Complications of bronchitis
Patients with bronchitis, especially its chronic form, often have a number of complications. First of all, diseases which the infection — pneumonia causes, bronkhospastichesky and asthmatic components, a bronchiectasia can become complications.
The second group of complications is provoked directly by development of bronchitis. It is emphysema of lungs, a pneumorrhagia, pulmonary insufficiency, a pulmonary heart.
Acute respiratory insufficiency becomes the heaviest complication of obstructive bronchitis sometimes.
Prevention of bronchitis
To prevent development or recurrence of bronchitis, it is necessary to refuse smoking without fail. It is not less important to eliminate all negative factors in work or in life which badly influence the general condition of the patient.
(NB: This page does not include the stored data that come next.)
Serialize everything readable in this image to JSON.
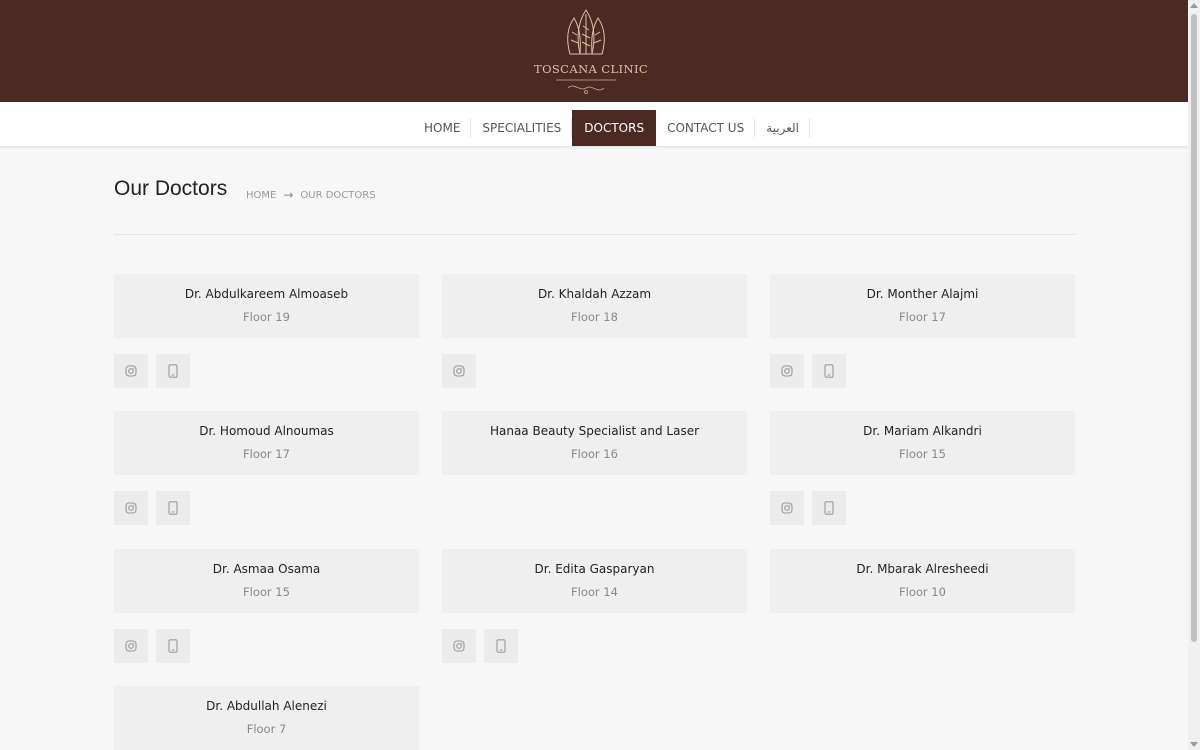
{
  "brand": {
    "name": "TOSCANA CLINIC"
  },
  "nav": {
    "items": [
      {
        "label": "HOME",
        "active": false
      },
      {
        "label": "SPECIALITIES",
        "active": false
      },
      {
        "label": "DOCTORS",
        "active": true
      },
      {
        "label": "CONTACT US",
        "active": false
      },
      {
        "label": "العربية",
        "active": false
      }
    ]
  },
  "page": {
    "title": "Our Doctors",
    "breadcrumb": [
      "HOME",
      "OUR DOCTORS"
    ],
    "breadcrumb_arrow": "→"
  },
  "doctors": [
    {
      "name": "Dr. Abdulkareem Almoaseb",
      "floor": "Floor 19",
      "icons": [
        "instagram-icon",
        "phone-icon"
      ]
    },
    {
      "name": "Dr. Khaldah Azzam",
      "floor": "Floor 18",
      "icons": [
        "instagram-icon"
      ]
    },
    {
      "name": "Dr. Monther Alajmi",
      "floor": "Floor 17",
      "icons": [
        "instagram-icon",
        "phone-icon"
      ]
    },
    {
      "name": "Dr. Homoud Alnoumas",
      "floor": "Floor 17",
      "icons": [
        "instagram-icon",
        "phone-icon"
      ]
    },
    {
      "name": "Hanaa Beauty Specialist and Laser",
      "floor": "Floor 16",
      "icons": []
    },
    {
      "name": "Dr. Mariam Alkandri",
      "floor": "Floor 15",
      "icons": [
        "instagram-icon",
        "phone-icon"
      ]
    },
    {
      "name": "Dr. Asmaa Osama",
      "floor": "Floor 15",
      "icons": [
        "instagram-icon",
        "phone-icon"
      ]
    },
    {
      "name": "Dr. Edita Gasparyan",
      "floor": "Floor 14",
      "icons": [
        "instagram-icon",
        "phone-icon"
      ]
    },
    {
      "name": "Dr. Mbarak Alresheedi",
      "floor": "Floor 10",
      "icons": []
    },
    {
      "name": "Dr. Abdullah Alenezi",
      "floor": "Floor 7",
      "icons": []
    }
  ],
  "colors": {
    "header": "#4a2a23",
    "accent": "#4a2a23",
    "card": "#efefef",
    "page": "#f7f7f7"
  }
}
After treatment from an illness it is necessary to accept periodically vitamin complexes and the strengthening means.
For the most effective prevention of bronchitis at children and adults it is necessary to treat at once all catarrhal diseases and inflammatory processes in a throat, in lungs. Both children, and adults should clear of a phlegm a nasopharynx in time, to treat diseases of an ear, a throat and a nose. In the course of prevention of bronchitis it is important to remove polyps, to change the bent nasal partition.
As the factor warning bronchitis further stay on the sea coast in places with warm climate is important.
For prevention of chronic bronchitis it is important to do special respiratory gymnastics, to become tempered constantly. Patients with chronic bronchitis have to pass regular surveys at the doctor.
To prevent development of bronchitis in children, it is not necessary to allow displays of cold of chronic type, in time to take all measures for treatment of inflammations of respiratory tracts.
At adults for prevention of bronchitis full refusal of smoking, and also of regular alcohol intake will be important. Similar abuses negatively influence the general condition of an organism and, as a result, bronchitis and other diseases can be shown.